C’est un dispositif sonore et visuel dans lequel les quatre éléments sont invités à composer ensemble un tempo. La densité de l’eau contenue dans une goutte chute dans l’air par la gravité. Elle devient un moyen d’activer le son du tambour, instrument de la terre, pour ensuite glisser sur sa surface et rejoindre une flaque, reflet d’un envers, que ses semblables ont commencé à construire. Le feu, lumière sacrée, révèle ce phénomène. L’impact sonore de cette goutte est progressivement amplifié. Ainsi, ce point lumineux qui nous apparait faible au loin se révèlera avec intensité, un «ploc» anodin prendra l’amplitude d’un gong. Un appel à l’attention et à nos connexions subtiles avec le vivant. Tel est le rêve qui anime ce projet. Une invitation à puiser dans nos entrailles pour se réconcilier avec l’absence, éloigner la peur de voir surgir nos sens tabous.
Le travail du son est pensé pour l’espace qui accueille l’installation.
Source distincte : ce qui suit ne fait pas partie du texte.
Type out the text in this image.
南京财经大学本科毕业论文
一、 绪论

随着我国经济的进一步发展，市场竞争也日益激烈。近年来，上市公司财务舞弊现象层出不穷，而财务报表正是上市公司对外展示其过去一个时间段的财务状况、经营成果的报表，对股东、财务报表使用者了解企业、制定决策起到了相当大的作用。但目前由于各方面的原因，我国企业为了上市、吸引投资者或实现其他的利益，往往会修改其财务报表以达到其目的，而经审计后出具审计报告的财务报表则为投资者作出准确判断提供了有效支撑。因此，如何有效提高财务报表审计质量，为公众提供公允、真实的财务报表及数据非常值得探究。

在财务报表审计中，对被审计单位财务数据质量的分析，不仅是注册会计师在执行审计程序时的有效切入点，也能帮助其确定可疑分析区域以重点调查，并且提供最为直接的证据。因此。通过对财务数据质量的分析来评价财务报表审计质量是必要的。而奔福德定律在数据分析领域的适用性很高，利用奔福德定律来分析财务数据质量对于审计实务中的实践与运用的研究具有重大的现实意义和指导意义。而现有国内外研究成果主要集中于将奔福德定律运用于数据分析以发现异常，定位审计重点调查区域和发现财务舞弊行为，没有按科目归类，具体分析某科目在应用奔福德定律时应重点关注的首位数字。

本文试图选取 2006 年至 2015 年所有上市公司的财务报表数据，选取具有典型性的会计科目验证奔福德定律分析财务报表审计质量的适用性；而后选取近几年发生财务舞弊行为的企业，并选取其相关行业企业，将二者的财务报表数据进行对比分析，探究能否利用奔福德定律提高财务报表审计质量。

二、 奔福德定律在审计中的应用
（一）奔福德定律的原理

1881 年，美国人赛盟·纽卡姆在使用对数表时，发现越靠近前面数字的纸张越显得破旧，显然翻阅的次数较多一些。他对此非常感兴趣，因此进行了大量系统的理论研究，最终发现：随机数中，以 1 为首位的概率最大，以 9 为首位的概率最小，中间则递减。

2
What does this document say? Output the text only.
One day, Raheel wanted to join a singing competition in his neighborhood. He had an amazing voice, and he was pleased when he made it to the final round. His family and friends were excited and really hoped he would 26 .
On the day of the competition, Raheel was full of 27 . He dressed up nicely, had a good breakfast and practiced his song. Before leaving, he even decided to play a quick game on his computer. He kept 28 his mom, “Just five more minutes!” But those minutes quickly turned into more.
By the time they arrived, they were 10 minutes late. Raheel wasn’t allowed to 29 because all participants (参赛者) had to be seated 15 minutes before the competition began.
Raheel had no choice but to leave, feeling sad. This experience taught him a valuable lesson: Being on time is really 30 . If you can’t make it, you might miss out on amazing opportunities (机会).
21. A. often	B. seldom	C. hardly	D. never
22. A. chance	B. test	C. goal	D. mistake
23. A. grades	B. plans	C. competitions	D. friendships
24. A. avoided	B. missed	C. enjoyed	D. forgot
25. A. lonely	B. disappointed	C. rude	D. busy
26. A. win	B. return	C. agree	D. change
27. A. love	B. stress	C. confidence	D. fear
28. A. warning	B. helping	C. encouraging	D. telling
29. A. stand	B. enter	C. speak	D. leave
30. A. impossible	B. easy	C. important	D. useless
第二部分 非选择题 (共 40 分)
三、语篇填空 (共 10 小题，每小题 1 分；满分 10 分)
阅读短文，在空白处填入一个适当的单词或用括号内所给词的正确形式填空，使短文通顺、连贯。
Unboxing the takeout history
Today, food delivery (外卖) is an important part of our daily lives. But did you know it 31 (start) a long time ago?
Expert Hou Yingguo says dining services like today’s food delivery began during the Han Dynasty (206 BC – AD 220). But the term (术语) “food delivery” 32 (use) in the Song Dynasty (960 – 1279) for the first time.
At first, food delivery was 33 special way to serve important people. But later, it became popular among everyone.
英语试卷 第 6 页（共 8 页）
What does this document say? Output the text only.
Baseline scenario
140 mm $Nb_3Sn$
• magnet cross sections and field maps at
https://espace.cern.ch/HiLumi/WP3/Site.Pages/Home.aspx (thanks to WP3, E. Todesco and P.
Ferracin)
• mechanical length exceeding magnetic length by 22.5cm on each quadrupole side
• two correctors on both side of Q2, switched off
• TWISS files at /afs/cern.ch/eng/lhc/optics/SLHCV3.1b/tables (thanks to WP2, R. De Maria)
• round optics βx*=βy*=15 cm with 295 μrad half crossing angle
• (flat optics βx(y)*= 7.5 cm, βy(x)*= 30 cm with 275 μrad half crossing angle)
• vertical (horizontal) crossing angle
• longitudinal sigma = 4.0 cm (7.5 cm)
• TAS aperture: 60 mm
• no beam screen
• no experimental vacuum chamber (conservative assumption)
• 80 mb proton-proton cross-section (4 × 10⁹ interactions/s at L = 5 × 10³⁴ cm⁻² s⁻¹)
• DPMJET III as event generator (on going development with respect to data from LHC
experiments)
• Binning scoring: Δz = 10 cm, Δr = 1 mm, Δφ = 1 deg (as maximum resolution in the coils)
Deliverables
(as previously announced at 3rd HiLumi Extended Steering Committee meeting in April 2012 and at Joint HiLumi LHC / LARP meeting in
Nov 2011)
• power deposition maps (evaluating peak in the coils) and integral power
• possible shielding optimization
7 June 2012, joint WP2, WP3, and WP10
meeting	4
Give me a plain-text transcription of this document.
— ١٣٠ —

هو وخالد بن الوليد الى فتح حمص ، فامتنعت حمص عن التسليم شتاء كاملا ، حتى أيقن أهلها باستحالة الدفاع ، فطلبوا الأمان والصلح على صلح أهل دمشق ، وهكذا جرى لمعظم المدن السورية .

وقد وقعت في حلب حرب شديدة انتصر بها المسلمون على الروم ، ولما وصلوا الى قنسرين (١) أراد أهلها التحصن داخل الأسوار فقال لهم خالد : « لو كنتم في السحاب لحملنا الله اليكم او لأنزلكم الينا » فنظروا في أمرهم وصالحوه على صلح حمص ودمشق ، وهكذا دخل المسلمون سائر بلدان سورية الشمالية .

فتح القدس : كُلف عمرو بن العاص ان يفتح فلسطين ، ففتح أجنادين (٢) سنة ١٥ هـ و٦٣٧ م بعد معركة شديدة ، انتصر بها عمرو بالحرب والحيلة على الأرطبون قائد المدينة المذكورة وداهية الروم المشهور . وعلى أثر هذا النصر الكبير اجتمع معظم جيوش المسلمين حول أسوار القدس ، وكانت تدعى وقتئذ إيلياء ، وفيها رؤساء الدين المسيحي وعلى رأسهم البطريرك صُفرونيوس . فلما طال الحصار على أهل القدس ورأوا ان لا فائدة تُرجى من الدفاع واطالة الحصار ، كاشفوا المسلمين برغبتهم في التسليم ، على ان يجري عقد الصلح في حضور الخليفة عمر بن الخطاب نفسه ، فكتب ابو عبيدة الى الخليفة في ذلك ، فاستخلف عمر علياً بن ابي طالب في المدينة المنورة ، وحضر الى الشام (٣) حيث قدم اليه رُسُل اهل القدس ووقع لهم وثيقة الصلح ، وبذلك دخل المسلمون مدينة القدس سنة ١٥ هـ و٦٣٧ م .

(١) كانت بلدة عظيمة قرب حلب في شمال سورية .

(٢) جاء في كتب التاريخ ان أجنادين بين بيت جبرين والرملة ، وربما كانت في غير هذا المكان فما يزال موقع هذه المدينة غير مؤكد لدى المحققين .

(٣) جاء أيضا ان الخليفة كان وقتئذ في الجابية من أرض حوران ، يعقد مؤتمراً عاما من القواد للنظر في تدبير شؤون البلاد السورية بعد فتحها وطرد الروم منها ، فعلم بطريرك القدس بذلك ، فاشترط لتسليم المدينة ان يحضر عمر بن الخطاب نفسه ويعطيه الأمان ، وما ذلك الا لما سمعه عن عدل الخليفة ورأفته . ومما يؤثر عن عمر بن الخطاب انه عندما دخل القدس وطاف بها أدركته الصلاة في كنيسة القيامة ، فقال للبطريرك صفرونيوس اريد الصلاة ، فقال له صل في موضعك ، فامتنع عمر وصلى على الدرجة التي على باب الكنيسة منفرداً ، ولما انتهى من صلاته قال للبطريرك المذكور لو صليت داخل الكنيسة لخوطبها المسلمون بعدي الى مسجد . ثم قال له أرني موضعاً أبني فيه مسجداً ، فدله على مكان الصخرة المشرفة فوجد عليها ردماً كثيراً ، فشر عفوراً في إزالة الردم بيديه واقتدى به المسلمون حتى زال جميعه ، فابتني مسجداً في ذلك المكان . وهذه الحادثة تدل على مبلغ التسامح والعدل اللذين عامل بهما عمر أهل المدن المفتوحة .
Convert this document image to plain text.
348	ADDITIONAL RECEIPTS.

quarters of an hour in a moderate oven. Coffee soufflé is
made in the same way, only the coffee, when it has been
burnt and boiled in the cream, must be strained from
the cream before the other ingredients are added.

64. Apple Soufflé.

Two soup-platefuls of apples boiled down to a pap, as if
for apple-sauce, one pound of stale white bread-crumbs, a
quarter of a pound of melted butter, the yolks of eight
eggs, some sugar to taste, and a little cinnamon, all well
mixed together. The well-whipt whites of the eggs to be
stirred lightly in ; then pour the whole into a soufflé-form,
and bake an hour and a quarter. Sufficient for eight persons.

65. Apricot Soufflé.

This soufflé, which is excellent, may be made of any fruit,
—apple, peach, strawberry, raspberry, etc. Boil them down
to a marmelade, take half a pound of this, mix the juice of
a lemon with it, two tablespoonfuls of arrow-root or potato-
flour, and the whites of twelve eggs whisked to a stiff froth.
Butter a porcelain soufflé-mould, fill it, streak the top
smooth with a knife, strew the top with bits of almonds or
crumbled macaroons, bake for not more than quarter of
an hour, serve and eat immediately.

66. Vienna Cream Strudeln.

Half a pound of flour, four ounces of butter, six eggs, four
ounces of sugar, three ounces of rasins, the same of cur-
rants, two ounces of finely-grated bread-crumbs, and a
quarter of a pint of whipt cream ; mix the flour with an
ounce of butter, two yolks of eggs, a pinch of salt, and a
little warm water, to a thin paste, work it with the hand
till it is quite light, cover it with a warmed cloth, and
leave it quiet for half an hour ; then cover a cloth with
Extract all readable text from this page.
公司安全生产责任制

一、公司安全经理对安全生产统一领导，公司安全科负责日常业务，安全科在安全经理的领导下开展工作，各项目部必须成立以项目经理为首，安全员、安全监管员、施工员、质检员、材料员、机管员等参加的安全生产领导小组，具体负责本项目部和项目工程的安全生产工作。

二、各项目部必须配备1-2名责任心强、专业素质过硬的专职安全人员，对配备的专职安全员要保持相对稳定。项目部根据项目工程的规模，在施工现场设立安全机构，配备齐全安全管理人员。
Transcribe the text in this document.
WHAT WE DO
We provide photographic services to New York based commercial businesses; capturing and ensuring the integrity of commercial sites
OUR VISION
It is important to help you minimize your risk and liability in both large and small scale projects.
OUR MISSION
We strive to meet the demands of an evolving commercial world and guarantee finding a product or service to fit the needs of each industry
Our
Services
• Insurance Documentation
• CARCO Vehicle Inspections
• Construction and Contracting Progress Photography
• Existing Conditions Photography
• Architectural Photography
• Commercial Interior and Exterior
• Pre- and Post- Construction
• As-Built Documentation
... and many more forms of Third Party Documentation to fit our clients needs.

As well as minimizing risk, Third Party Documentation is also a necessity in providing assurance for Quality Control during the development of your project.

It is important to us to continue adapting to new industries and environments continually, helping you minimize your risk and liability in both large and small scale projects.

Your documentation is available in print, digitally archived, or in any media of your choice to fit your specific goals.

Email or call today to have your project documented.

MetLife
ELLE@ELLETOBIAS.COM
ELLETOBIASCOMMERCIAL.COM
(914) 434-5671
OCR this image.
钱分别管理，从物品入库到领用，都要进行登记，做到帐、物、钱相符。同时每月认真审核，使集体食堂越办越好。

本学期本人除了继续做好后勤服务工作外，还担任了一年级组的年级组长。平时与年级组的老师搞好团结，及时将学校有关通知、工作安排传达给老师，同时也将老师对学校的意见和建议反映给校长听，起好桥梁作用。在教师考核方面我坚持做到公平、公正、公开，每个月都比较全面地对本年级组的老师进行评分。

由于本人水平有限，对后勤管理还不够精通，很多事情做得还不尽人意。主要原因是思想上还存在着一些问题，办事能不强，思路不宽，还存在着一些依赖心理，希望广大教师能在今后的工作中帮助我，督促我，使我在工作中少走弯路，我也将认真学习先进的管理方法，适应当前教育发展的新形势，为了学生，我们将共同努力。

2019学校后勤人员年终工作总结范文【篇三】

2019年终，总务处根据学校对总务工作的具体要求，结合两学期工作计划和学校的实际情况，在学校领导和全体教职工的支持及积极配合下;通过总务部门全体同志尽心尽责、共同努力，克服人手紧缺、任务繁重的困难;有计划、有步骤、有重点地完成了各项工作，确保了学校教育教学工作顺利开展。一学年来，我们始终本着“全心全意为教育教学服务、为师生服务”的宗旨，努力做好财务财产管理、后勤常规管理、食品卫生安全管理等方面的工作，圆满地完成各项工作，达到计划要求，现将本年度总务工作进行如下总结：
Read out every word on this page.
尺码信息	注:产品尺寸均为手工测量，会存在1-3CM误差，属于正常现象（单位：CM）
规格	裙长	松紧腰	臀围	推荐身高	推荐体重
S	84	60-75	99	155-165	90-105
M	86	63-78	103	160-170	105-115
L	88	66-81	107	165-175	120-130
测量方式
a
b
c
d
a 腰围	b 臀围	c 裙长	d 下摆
Les moyens techniques et la configuration de la salle créent des zones de « tension » sonore avec lesquelles je joue. Au delà d’un certain volume, un phénomène de rétroaction génère une boucle qui agit ici comme une onde enveloppante. Ainsi le son révèle progressivement l’espace : l’écho de cette goutte prend de plus en plus de place. Le noir et le silence, aussi pleins que possible, gomment dans un premier temps les informations concernant le volume de l’espace dans lequel on se trouve. Ils sont travaillés comme de véritables matériaux plastiques. Dans une progression quasi imperceptible, un impact vient remplir ces absences pour résonner en chaque corps. Il s’agit de laisser place à un invisible bien là qui tente de s’exprimer dans une société où les cinq sens ont pris le monopole du corps sensible. Si chaque sens désigne une partie visible de notre corps, notre existence ne s’arrête pourtant pas à ce que l’on peut voir de ces, nos, corps.
Partir, lâcher-prise, s’en aller là où rien n’est plus rationnel, et que cela soit considéré comme naturel, intrinsèque à notre espèce. Se battre pour laisser exister nos a-perçus, nos visions et nos impressions. Je me demande s’il est possible de bâtir de nouveaux sens.